Istiqomah itu sendiri
harus dijalani dengan rasa kesadaran dan perasaan kesungguhan di dalam hati.
Dalam materi pengkajian kitab kuning yang berjudul Mukhtar al-Ahadis al-Nabawiyyah dan dibimbing langsung oleh DR.
KH. Hilmi Muhammad
Hasbullah, MA, pada hadis nomor 35 menyebutkan:
أحبّ الأعما ل إلى الله أن تموت ولسانك رطب من ذكرالله (رواه البيهقى عن معاذ)
“Allah
mencintai seseorang yang diam dan selalu mengingat Allah dalam segala hal”. HR.
al-Baihaqi ‘an Mu’adz.
Dari hadis yang disajikan di atas,
penulis mendapati 2 point yang dapat diutarakan dalam penulisan ini serta dapat
diambil manfaat dan hikmahnya. Pertama, Allah lebih mencintai seseorang
karena diamnya. Dalam ucapan atau perkataan seseorang setiap hari ada yang
bersifat baik dan buruk. Yang menjadi masalah adalah ketika ucapan dan
perkataan tersebut bersifat buruk. Dalam hal ini, disarankan untuk diam karena
menghindari perkataan-perkataan buruk atau jelek yang menimbulkan fitnah, adu
domba dan lain sebagainya terhadap orang lain. Pepatah mengatakan “Diam
adalah Emas”, memang benar sejatinya pepatah itu mengeluarkan perumpamaan
tersebut. Akan tetapi perumpamaan diatas janganlah ditelan mentah-mentah, kita
harus lebih cermat dan cerdas dalam menempatkan sesuatu. Jika kondisi mendesak
kita untuk berbicara dari pada diam yang mengakibatkan kerugian diri kita atau
orang lain maka mulut kita harus tetap berucap sesuai apa yang telah terjadi.

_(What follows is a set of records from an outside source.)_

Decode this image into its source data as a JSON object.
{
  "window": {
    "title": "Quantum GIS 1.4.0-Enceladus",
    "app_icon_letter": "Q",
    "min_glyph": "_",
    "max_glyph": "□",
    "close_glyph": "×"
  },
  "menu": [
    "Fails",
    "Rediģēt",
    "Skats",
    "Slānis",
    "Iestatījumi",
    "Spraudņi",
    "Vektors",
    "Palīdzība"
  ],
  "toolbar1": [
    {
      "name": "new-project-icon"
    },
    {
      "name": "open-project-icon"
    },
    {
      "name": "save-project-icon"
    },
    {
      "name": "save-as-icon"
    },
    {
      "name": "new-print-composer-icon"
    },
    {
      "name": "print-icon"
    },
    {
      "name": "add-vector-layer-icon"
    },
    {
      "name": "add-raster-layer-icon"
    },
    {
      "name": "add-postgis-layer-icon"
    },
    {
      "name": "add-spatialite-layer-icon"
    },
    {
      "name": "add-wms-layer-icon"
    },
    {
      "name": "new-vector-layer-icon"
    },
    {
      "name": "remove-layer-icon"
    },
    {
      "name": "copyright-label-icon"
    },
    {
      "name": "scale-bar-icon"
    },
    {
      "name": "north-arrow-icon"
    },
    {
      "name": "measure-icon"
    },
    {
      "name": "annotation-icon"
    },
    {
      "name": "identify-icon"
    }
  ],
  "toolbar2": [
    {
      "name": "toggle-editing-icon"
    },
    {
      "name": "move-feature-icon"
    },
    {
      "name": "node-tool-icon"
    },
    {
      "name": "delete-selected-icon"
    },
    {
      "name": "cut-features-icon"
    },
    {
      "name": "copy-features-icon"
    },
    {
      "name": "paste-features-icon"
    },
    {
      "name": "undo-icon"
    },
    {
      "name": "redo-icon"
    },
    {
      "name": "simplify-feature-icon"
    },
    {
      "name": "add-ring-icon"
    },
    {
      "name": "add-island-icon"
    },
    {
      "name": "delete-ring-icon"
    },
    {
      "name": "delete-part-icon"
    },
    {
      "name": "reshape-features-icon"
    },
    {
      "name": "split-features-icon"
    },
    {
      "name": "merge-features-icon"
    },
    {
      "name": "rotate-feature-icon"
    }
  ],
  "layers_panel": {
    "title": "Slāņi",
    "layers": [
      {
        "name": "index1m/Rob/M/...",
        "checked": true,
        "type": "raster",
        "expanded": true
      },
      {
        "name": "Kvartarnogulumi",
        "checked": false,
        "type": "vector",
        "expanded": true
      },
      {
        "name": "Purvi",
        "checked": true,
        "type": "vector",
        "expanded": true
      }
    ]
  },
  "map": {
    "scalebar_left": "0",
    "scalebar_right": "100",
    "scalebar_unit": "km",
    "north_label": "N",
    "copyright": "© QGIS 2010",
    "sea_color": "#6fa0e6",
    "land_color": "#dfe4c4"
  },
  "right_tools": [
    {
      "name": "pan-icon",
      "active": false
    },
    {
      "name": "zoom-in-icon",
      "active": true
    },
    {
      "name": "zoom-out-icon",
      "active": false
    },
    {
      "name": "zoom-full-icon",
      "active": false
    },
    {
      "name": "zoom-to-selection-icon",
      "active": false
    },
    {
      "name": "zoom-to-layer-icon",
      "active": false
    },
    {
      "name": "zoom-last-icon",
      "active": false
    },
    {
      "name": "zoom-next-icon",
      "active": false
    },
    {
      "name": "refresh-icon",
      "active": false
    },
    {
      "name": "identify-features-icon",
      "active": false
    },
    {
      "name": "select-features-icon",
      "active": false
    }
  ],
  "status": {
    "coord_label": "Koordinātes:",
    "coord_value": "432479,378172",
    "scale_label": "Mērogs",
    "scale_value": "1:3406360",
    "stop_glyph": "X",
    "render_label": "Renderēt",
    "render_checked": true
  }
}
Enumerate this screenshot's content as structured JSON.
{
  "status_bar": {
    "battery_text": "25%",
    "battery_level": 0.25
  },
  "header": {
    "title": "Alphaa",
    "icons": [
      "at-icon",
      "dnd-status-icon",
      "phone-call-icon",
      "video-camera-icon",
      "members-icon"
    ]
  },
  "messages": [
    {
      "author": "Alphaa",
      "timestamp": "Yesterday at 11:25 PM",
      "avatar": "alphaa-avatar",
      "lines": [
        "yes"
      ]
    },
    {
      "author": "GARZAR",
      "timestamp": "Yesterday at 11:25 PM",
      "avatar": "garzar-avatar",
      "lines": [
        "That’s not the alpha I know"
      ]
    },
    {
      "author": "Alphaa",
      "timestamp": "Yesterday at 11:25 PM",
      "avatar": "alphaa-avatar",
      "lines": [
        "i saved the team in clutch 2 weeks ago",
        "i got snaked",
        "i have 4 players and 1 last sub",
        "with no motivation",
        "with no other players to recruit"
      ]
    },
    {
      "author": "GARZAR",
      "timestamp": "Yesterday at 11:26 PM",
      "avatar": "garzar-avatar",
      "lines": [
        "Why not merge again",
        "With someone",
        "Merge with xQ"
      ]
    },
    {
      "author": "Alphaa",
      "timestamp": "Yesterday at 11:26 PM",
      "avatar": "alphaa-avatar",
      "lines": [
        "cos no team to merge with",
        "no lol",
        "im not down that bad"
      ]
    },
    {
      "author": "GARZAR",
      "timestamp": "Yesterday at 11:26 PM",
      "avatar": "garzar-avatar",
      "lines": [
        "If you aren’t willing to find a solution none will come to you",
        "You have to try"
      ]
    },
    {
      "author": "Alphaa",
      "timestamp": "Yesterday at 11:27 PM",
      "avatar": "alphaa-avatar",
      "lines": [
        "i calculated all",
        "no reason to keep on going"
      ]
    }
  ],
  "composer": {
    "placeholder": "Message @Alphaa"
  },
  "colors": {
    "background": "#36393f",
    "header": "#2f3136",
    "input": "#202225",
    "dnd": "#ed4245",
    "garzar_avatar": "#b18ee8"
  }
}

Kedua, selalu mengingat Allah
dalam lisan, perbuatan maupun hati. Di sini penulis dapat mengerucutkan point
kedua di atas, yaitu keistiqomahan seseorang adalah sesuatu yang sangat
disenangi Allah swt. Pada halaman pertama telah penulis sajikan apa itu
istiqomah dan bagaimana seharusnya orang yang melaksanakan sesuatu dengan
terus-menerus. Semoga kita menjadi manusia yang kian hari semakin baik di mata
sesama hamba-Nya dan terutama di mata
Sang khaliq, serta semoga kita tergolong hamba-hamba yang beruntung di
dunia maupun di akhirat. Amin ya Robbal ‘Alamin.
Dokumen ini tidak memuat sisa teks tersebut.